🤖 AI Summary
To address the severe ill-posedness and substantial texture degradation in low-dose, extremely sparse-view CT reconstruction (e.g., 2–8 views), this paper proposes TV-LoRA: a novel reconstruction framework integrating diffusion model priors—built upon NCSN++ architecture and stochastic differential equation (SDE) modeling—with multiple regularization constraints, including low-rank approximation (LoRA), anisotropic total variation (TV), and nuclear norm regularization.
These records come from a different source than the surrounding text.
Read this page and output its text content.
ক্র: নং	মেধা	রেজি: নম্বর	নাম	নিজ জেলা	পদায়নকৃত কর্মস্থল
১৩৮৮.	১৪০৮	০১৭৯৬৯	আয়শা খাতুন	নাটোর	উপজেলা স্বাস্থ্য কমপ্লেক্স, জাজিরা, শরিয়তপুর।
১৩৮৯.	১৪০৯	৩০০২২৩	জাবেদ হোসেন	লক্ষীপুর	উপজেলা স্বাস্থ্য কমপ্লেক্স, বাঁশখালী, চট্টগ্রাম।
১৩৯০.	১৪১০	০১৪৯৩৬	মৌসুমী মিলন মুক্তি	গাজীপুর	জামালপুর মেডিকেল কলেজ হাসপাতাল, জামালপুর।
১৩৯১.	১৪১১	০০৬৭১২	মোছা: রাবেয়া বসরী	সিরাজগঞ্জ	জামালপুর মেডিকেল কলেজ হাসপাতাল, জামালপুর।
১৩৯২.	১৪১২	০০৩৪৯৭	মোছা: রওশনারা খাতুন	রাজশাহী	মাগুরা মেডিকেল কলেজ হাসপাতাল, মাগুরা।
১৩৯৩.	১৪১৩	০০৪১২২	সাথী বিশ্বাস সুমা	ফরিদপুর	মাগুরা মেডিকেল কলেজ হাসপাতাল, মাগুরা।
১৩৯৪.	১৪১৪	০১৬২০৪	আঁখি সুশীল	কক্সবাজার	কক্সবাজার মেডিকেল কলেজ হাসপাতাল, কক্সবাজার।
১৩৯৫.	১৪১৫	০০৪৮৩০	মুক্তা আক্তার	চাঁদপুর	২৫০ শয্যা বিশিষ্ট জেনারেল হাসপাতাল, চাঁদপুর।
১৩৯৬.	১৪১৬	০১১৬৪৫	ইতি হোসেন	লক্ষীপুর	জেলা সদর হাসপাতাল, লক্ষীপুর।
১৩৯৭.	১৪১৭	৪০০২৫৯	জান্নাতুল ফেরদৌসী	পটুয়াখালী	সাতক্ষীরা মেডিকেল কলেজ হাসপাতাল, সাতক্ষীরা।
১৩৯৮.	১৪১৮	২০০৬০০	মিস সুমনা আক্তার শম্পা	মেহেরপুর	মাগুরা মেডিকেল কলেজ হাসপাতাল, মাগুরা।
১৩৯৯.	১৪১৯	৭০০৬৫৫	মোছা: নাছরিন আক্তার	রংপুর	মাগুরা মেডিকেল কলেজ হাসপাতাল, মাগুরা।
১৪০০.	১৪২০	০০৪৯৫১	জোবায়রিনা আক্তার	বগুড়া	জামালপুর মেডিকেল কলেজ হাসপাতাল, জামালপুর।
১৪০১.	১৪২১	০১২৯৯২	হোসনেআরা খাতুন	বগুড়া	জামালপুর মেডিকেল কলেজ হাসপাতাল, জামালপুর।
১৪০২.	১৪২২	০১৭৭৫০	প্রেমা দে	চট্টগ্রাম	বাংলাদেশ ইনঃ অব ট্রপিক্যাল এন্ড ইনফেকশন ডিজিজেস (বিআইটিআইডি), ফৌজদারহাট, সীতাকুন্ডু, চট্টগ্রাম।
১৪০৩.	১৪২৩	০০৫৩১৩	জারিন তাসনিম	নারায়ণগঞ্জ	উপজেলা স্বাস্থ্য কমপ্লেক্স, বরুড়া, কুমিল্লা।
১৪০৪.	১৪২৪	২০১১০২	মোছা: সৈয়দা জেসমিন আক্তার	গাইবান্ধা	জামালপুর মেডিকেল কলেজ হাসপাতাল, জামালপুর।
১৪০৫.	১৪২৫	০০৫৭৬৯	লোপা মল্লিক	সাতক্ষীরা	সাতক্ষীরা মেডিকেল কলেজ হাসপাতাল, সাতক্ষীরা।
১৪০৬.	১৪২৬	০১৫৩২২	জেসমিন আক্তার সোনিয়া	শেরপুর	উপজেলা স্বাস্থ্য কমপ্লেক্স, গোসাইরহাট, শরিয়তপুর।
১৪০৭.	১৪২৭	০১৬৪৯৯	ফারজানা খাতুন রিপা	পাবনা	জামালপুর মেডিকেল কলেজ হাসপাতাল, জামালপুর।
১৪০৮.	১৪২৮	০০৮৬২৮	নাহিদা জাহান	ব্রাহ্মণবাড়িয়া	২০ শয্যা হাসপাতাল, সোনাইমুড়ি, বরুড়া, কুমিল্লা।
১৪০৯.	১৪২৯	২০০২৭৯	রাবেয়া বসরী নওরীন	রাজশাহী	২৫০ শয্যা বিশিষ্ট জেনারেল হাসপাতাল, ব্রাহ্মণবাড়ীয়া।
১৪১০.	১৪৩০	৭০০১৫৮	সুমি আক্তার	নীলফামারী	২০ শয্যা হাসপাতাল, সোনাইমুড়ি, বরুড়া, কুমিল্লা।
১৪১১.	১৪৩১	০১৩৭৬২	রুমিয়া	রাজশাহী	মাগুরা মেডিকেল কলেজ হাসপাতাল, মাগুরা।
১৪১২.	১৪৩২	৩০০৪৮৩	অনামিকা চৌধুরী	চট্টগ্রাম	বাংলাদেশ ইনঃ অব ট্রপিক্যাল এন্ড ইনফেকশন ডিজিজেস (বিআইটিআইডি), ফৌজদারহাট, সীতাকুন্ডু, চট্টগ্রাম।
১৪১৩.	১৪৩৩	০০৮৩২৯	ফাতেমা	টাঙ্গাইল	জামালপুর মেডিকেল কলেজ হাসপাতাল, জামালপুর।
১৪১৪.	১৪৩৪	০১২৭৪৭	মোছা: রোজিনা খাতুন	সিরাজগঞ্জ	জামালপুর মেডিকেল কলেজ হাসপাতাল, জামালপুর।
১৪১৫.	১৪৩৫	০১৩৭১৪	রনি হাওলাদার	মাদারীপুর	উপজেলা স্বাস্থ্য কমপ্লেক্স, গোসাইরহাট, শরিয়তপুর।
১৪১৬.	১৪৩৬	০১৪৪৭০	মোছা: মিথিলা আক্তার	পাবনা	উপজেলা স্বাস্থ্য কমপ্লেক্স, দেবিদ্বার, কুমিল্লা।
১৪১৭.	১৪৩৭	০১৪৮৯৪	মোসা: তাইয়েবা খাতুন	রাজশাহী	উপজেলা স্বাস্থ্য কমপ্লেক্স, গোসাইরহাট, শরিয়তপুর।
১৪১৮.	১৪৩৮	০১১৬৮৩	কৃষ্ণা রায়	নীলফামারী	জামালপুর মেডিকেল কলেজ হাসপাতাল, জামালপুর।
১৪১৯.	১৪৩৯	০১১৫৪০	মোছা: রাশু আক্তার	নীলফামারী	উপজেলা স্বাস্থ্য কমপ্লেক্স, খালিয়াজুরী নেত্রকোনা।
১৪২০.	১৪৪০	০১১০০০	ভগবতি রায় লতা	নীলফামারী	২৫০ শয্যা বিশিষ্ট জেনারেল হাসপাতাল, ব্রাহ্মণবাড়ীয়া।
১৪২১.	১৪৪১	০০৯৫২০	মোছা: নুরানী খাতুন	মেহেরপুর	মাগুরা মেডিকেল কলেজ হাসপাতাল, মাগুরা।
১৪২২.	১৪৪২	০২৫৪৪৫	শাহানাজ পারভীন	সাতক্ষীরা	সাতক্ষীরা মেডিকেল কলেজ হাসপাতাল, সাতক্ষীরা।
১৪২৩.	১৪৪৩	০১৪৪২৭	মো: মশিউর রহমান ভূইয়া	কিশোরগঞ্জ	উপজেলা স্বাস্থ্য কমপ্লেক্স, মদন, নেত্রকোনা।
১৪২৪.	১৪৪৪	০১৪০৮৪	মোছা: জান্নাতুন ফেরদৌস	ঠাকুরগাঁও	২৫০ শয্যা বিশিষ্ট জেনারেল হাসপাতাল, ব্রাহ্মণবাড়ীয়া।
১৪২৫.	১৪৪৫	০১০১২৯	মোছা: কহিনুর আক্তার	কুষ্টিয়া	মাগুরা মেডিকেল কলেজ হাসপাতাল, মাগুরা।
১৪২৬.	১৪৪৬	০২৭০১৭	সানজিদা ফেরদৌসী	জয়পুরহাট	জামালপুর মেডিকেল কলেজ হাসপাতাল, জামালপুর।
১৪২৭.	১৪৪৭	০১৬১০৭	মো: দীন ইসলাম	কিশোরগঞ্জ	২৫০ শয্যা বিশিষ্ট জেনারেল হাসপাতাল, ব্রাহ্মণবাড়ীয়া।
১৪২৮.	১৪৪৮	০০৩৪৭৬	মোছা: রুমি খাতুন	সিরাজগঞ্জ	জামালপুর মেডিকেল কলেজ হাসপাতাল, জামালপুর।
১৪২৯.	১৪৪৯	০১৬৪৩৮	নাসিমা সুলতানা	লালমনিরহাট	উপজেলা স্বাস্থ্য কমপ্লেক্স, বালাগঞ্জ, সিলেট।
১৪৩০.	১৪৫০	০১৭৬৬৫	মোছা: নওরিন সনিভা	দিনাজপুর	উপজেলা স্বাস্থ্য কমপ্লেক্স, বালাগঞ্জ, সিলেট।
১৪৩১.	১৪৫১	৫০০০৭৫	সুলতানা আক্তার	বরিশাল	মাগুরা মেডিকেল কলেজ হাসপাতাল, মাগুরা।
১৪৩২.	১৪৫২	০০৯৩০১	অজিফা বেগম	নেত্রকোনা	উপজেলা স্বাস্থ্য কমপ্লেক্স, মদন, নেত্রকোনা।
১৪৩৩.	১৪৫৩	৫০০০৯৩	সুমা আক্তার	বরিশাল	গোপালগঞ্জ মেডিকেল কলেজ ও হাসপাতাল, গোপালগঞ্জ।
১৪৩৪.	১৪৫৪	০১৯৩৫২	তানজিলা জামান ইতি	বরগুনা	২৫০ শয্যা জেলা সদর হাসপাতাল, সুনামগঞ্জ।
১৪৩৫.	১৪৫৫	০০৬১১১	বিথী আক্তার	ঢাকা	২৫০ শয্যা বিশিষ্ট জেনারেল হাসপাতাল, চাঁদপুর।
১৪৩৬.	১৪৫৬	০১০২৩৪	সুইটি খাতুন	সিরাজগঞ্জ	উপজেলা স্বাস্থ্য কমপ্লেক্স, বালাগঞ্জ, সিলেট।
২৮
The optimization is efficiently solved within the alternating direction method of multipliers (ADMM) framework. To accelerate computation, fast Fourier transform (FFT)-based acceleration and tensor parallelism are incorporated. Experiments on multiple public datasets demonstrate that TV-LoRA significantly outperforms state-of-the-art methods: it achieves higher structural similarity (SSIM), markedly reduces artifacts, preserves edge sharpness and fine-texture fidelity, and exhibits strong robustness and promising clinical applicability.
📝 Abstract
This work presents TV-LoRA, a novel method for low-dose sparse-view CT reconstruction that combines a diffusion generative prior (NCSN++ with SDE modeling) and multi-regularization constraints, including anisotropic TV and nuclear norm (LoRA), within an ADMM framework. To address ill-posedness and texture loss under extremely sparse views, TV-LoRA integrates generative and physical constraints, and utilizes a 2D slice-based strategy with FFT acceleration and tensor-parallel optimization for efficient inference. Experiments on AAPM-2016, CTHD, and LIDC datasets with $N_{mathrm{view}}=8,4,2$ show that TV-LoRA consistently surpasses benchmarks in SSIM, texture recovery, edge clarity, and artifact suppression, demonstrating strong robustness and generalizability. Ablation studies confirm the complementary effects of LoRA regularization and diffusion priors, while the FFT-PCG module provides a speedup. Overall, Diffusion + TV-LoRA achieves high-fidelity, efficient 3D CT reconstruction and broad clinical applicability in low-dose, sparse-sampling scenarios.